Should I review music? Three Minute Record, a blolleague (blogger colleague) of mine, seems to have that down just fine. I'm sure he'd accommodate any reviews I might want to do. Movies? Books? Fashion? Art? Farts?!? Enough of that crap. Please. There is currently to much lame ass excess in those departments. Actually, it's precisely due to this that I know there's no God as sure he would have Sodom and Gomorrahed all these bitches a long, long time ago. I don't mean to rain on any parades, but if you're going to pursue any of these courses do it with some originality and thought, maintain some passion and purpose. Don't let your work be smeared in with the pap. (Pun most certainly intended) That's my biggest fear. That and being bit on the penis by a King Cobra.
Sure, I'm aware that what I'm doing here isn't exactly ground breaking.
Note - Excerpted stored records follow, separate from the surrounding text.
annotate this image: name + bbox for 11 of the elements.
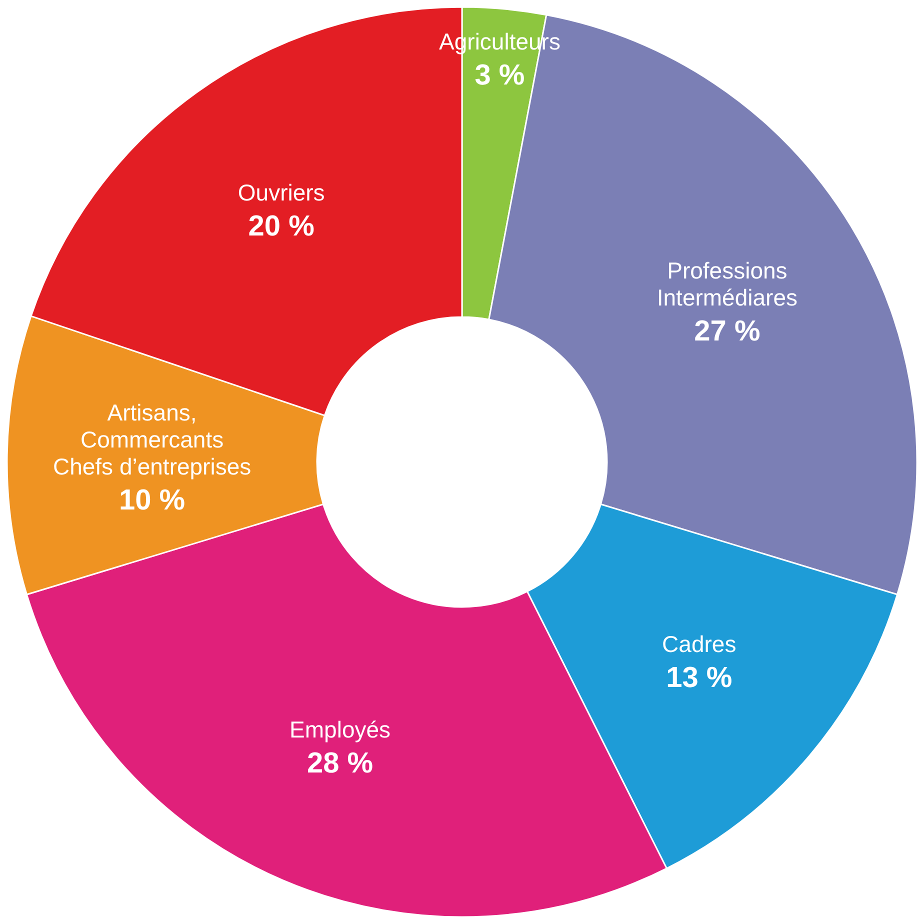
slice-label: Professions Intermédiares (656, 257, 798, 310)
data-label: 3 % (474, 59, 525, 92)
data-label: 20 % (248, 210, 315, 243)
slice-label: Employés (290, 716, 391, 742)
data-label: 13 % (666, 662, 732, 694)
slice-label: Cadres (662, 631, 736, 658)
data-label: 28 % (306, 748, 374, 780)
slice-label: Ouvriers (238, 180, 325, 206)
data-label: 10 % (118, 484, 186, 517)
data-label: 27 % (694, 315, 760, 348)
slice-label: Artisans, Commercants Chefs d’entreprises (52, 400, 252, 480)
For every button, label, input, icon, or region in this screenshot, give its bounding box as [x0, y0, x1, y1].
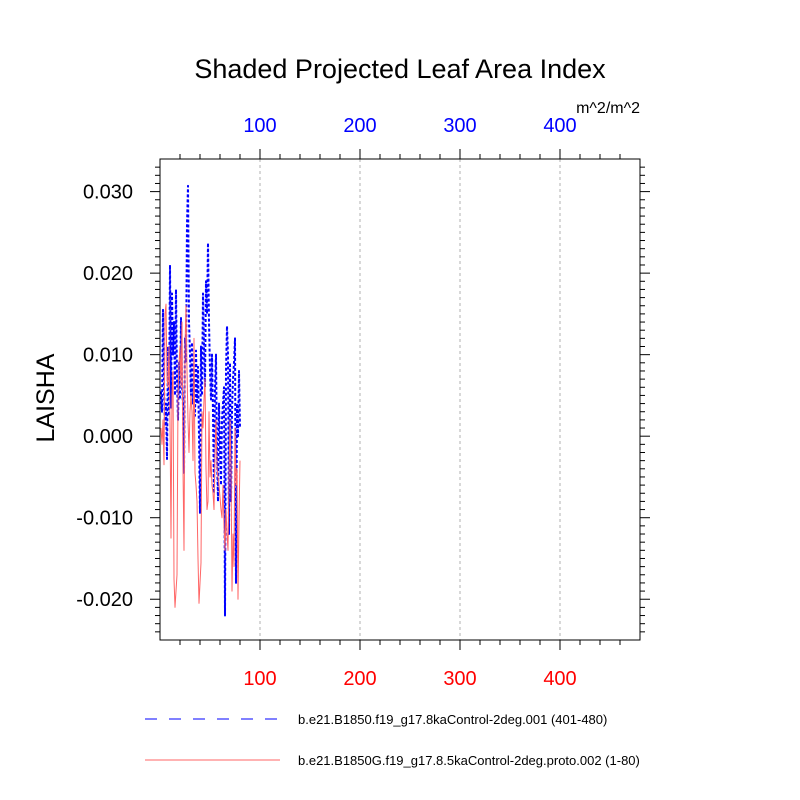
- legend-label-0: b.e21.B1850.f19_g17.8kaControl-2deg.001 …: [298, 712, 607, 727]
- legend: b.e21.B1850.f19_g17.8kaControl-2deg.001 …: [145, 712, 640, 768]
- series-line-blue: [160, 184, 241, 617]
- x-tick-label-bottom: 400: [543, 668, 576, 690]
- y-tick-label: 0.010: [83, 345, 133, 367]
- series-line-red: [160, 303, 241, 608]
- series-layer: [160, 184, 241, 617]
- x-tick-label-top: 300: [443, 115, 476, 137]
- y-tick-label: 0.020: [83, 263, 133, 285]
- unit-label: m^2/m^2: [576, 100, 640, 117]
- y-tick-label: 0.000: [83, 426, 133, 448]
- x-tick-label-top: 400: [543, 115, 576, 137]
- tick-labels-layer: 100 100 200 200 300 300 400 400 0.030 0.020 0.010 0…: [76, 115, 576, 690]
- x-tick-label-top: 200: [343, 115, 376, 137]
- y-tick-label: -0.010: [76, 508, 133, 530]
- chart-title: Shaded Projected Leaf Area Index: [194, 54, 606, 84]
- x-tick-label-bottom: 100: [243, 668, 276, 690]
- y-tick-label: 0.030: [83, 182, 133, 204]
- grid-layer: [259, 159, 561, 640]
- x-tick-label-top: 100: [243, 115, 276, 137]
- y-tick-label: -0.020: [76, 589, 133, 611]
- legend-label-1: b.e21.B1850G.f19_g17.8.5kaControl-2deg.p…: [298, 753, 640, 768]
- x-tick-label-bottom: 200: [343, 668, 376, 690]
- x-tick-label-bottom: 300: [443, 668, 476, 690]
- ticks-layer: [150, 149, 650, 650]
- y-axis-label: LAISHA: [32, 353, 60, 442]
While there are definitely some creative and innovative juices pissing somewhere upwind in this ol' noggin of mine, a trend-setter or award-winner, I ain't. But unlike most people who just want to write their daily thoughts on their job, girlfriends/boyfriends or the type of peanut butter their dog licked off their balls last night (which is fun) , I want to do it just a wee bit differently. I want it done right, with plenty of humor, satire, wit, intellectual insight, purpose, and interest rampantly screaming all throughout. Basically, I don't want to bore anyone. Or their dogs.
So I guess I'll be writing about whatever the hell I want to on here. With no publication procedures, editors, fans, or an ethical compass, I've got nothing but wide open lanes, and, in the words of Judas Priest, I'm heading out to the highway. You'll see me. I'll be speeding home, fresh jar of peanut butter in tow.
So you see, I do have something to write about. And I hope you can find some entertainment in nothing at all.